Northwestern University professor Gary Saul Morson offers Commentary readers excellent observations about the value of teaching literature.

We all live in a prison house of self. We naturally see the world from our own perspective and see our own point of view as obvious and, if we are not careful, as the only possible one. I have never heard anyone say: “Yes, you only see things from my point of view. Why don’t you consider your own for a change?” The more our culture presumes its own perspective, the more our academic disciplines presume their own rectitude, and the more professors restrict students to their own way of looking at things, the less students will be able to escape from habitual, self-centered, self-reinforcing judgments. We grow wiser, and we understand ourselves better, if we can put ourselves in the position of those who think differently.

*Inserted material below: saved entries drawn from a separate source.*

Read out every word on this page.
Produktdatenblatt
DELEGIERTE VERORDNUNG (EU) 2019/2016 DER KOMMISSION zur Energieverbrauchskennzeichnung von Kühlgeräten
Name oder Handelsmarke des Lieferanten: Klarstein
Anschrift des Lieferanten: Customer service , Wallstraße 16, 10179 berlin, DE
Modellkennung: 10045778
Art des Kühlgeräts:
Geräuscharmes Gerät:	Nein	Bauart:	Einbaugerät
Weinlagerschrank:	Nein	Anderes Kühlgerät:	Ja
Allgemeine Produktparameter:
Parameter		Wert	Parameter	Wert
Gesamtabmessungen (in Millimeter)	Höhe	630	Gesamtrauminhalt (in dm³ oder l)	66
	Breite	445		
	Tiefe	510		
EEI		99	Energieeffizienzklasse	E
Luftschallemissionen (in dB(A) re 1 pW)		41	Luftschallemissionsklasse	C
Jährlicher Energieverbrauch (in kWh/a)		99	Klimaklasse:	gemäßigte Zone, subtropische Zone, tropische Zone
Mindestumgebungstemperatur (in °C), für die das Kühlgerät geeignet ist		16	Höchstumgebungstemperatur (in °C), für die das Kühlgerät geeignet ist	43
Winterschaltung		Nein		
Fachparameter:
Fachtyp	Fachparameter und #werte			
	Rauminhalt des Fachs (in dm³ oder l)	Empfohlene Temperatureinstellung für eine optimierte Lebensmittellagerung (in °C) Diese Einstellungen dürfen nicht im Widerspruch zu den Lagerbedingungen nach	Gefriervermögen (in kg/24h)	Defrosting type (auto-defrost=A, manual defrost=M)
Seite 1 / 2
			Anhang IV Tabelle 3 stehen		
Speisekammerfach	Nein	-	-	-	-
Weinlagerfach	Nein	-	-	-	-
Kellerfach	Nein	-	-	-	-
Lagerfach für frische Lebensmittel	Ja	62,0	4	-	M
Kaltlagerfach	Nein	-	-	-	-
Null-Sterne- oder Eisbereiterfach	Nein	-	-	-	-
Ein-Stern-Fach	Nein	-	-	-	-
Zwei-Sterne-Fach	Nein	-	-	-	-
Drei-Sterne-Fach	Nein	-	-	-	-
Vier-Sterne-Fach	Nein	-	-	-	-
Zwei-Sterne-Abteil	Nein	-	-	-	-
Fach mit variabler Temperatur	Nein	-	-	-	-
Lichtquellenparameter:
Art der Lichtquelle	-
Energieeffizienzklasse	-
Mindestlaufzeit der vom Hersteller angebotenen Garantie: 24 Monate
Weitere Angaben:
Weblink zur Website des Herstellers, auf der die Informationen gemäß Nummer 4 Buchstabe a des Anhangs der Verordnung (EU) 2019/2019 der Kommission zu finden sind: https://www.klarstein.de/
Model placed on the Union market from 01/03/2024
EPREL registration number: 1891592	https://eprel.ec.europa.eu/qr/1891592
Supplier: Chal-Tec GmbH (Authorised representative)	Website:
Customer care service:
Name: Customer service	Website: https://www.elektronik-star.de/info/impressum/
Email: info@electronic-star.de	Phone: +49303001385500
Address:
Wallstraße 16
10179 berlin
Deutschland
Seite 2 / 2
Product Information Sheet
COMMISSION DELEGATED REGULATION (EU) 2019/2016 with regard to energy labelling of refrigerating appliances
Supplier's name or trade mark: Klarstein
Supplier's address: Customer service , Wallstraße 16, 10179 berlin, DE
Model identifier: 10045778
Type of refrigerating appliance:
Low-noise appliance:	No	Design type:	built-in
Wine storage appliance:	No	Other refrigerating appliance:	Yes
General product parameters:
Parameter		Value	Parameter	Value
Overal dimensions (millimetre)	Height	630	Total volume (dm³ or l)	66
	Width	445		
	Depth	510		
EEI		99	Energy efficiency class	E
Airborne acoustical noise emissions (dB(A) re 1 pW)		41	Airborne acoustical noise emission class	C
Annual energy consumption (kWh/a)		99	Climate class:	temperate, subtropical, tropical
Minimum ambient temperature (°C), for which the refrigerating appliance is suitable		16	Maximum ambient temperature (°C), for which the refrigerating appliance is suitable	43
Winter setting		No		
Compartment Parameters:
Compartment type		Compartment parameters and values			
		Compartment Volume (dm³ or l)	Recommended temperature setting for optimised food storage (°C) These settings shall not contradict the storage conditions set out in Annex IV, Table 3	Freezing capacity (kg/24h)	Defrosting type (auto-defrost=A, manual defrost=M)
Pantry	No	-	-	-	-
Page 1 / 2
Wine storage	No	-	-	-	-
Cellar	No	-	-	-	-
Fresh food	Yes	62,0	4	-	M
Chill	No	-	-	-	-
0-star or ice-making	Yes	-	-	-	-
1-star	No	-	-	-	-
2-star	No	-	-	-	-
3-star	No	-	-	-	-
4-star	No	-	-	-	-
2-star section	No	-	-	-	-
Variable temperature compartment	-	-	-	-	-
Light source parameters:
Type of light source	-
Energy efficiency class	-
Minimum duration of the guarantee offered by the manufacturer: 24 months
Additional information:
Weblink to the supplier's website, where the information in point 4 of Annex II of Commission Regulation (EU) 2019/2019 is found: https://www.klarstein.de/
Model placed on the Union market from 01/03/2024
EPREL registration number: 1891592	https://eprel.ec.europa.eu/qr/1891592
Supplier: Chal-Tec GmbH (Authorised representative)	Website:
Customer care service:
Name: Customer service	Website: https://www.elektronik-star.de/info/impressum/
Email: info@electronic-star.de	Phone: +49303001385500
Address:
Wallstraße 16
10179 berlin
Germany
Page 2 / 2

Democracy depends on having a strong sense of the value of diverse opinions. If one imagines (as the Soviets did) that one already has the final truth, and that everyone who disagrees is mad, immoral, or stupid, then why allow opposing opinions to be expressed or permit another party to exist at all? The Soviets insisted they had complete freedom of speech, they just did not allow people to lie. It is a short step, John Stuart Mill argues, from the view that one’s opponents are necessarily guided by evil intentions to the rule of what we have come to call a one-party state or what Putin today calls “managed democracy.” If universities embody the future, then we are about to take that step. Literature, by teaching us to imagine the other’s perspective, teaches the habits of mind that prevent that from happening. That is one reason the Soviets took such enormous efforts to censor it and control its interpretation.

We live in a world in which we more and more frequently encounter other cultures. That is part of what globalization means. And yet we are often baffled by them. Americans have the habit of assuming that everyone, deep down, wants to be just like us. It simply isn’t so, and I assure you that others assume that deep down we want to be just like them. When Russians listen to our leaders express their views about what people really want and how nations ought to behave, they think our leaders must be lying, because no one could actually think that way. They are as deeply convinced of the obvious correctness of their perceptions as we are of ours, and so they cannot imagine that others can sincerely perceive things differently.

But great literature allows one to think and feel from within how other cultures think and feel. The greater the premium on understanding other cultures in their own terms, the more the study of literature matters.